17 Irving Place – Irving Plaza
Originally opened in 1860 as “Irving Hall”, Irving Plaza has long been a fixture in the music and theatre culture of New York City. Today, find rock acts on nearly any night of the week with a nationally known selection to suit any mood.
33 Irving Place – The Cottage
While The Cottage to most is just another mediocre Chinese takeout spot close to home – the NYU clientele see The Cottage as a free unlimited wine (with a purchase of dinner) haven. Sure, the wine may not be top notch but what poor college student can turn down free wine?
52 Irving Place – Casa Mono
Ok, ok so no one likes the eternally surly service found at Casa Mono – but no one can deny the fact that Chef Andy Nusser has created an inventive twist and visually beautiful array of classic Spanish dishes all while earning a Michelin Star. *Helpful Hint: Try your darnedest to ignore the rude, rude service, the food will taste that much better.
125 East 17th Street – Bar Jamon
Who can talk about Casa Mono without mentioning its sister bar, Bar Jamon? Located right next door (or around the corner if you will), though not on Irving Place, skip the ‘tude here and head straight for the wine list and chalked up menu of cold plates. Helpful staff will assist in choosing the perfect glass for your taste buds as you munch on a plate of paper thin sliced jamon. *Try the pulpo with spicy garbanzos.
53 Irving Place – Pierre Loti Wine Bar
One of three locations in Manhattan, this Irving Place venue is the perfect spot for a pre-dinner glass of vino. The comfortable, intimate atmosphere and long wine list may make it a little too easy to linger past your dinner reservation. Food is pricey for what it is, but selections of olive, cheese and charcuterie seem to be just what the doctor ordered.

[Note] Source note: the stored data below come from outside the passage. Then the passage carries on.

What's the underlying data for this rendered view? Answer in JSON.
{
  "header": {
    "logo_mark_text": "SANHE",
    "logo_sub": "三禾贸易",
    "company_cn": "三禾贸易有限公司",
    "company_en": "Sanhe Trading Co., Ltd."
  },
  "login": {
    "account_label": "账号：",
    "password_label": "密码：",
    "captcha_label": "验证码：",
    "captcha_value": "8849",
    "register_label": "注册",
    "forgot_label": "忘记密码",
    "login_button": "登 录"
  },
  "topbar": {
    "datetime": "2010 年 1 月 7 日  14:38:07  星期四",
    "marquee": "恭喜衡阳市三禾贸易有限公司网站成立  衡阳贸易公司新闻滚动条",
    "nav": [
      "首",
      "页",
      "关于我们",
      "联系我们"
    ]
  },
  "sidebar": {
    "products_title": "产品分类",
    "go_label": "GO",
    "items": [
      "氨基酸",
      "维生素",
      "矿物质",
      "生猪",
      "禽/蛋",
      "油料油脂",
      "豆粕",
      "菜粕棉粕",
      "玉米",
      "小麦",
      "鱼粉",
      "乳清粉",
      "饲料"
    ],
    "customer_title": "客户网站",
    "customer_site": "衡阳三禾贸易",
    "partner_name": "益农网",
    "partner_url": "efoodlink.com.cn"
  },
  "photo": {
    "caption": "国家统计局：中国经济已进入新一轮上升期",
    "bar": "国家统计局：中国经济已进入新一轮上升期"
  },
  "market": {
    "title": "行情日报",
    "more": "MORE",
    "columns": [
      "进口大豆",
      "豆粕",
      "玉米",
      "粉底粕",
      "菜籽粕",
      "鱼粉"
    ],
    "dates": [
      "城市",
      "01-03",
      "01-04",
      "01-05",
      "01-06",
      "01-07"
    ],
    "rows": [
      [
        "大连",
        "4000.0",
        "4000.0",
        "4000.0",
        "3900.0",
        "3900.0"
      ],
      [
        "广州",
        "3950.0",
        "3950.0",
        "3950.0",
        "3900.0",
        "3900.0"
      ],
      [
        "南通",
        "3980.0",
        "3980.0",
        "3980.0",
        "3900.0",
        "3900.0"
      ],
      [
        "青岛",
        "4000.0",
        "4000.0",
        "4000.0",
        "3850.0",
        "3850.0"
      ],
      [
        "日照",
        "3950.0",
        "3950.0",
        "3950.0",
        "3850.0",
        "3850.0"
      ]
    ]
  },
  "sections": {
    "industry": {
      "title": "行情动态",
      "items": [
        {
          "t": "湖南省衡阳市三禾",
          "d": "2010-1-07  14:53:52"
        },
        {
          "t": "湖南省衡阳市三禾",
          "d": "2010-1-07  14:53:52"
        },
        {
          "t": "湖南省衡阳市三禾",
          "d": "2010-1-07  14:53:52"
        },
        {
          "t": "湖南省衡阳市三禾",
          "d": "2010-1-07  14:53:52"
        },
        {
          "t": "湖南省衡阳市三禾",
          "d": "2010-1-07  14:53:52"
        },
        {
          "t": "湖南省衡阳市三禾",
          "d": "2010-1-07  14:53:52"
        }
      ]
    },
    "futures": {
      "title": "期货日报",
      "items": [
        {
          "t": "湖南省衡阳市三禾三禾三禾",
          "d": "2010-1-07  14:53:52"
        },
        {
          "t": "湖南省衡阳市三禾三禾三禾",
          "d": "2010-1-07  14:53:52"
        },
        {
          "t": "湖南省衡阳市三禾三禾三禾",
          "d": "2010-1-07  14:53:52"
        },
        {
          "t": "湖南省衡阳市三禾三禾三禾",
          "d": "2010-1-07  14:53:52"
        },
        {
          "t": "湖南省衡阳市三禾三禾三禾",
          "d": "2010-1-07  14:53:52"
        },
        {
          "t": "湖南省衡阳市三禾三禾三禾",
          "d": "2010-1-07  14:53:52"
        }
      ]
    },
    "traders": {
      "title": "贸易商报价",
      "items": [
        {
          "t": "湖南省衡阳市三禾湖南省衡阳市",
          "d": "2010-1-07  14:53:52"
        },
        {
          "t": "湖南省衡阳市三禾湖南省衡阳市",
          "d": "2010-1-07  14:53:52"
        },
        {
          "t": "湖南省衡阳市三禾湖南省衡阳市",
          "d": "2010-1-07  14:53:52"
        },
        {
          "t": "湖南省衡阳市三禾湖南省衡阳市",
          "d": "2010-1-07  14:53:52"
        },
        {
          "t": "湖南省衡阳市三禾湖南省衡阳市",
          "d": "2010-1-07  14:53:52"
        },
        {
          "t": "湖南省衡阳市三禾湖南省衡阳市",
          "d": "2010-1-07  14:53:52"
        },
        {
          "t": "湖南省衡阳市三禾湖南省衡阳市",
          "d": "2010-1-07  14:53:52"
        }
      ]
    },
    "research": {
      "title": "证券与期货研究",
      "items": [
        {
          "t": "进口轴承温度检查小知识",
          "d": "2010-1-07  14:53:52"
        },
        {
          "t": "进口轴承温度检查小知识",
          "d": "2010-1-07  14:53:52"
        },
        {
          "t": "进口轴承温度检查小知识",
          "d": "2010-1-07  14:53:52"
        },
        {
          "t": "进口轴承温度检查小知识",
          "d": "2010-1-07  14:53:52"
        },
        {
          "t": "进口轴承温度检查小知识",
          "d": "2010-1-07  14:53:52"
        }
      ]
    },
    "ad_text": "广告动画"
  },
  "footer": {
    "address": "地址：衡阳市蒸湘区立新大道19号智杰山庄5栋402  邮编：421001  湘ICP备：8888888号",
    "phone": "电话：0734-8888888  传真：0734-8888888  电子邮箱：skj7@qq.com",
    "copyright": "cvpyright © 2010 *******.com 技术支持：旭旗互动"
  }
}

54 Irving Place – Pure Food and Wine
Although pricey, this gourmet raw food establishment draws patrons from all walks of life – including those who are just curious about raw cuisine. Whether you’re a fan of the raw cuisine, or not no one can deny the beautiful presentations and the serene decor.
129 East 18th Street (Corner of 18th Street & Irving Place)- Pete’s Tavern
With its address on East 18th and its main entrance on Irving Place, Pete’s Tavern, established in 1864 is the oldest continually running bar and restaurant in Manhattan surviving even the prohibition era with a floral shop front. Come for the historic, friendly bar and skip the food.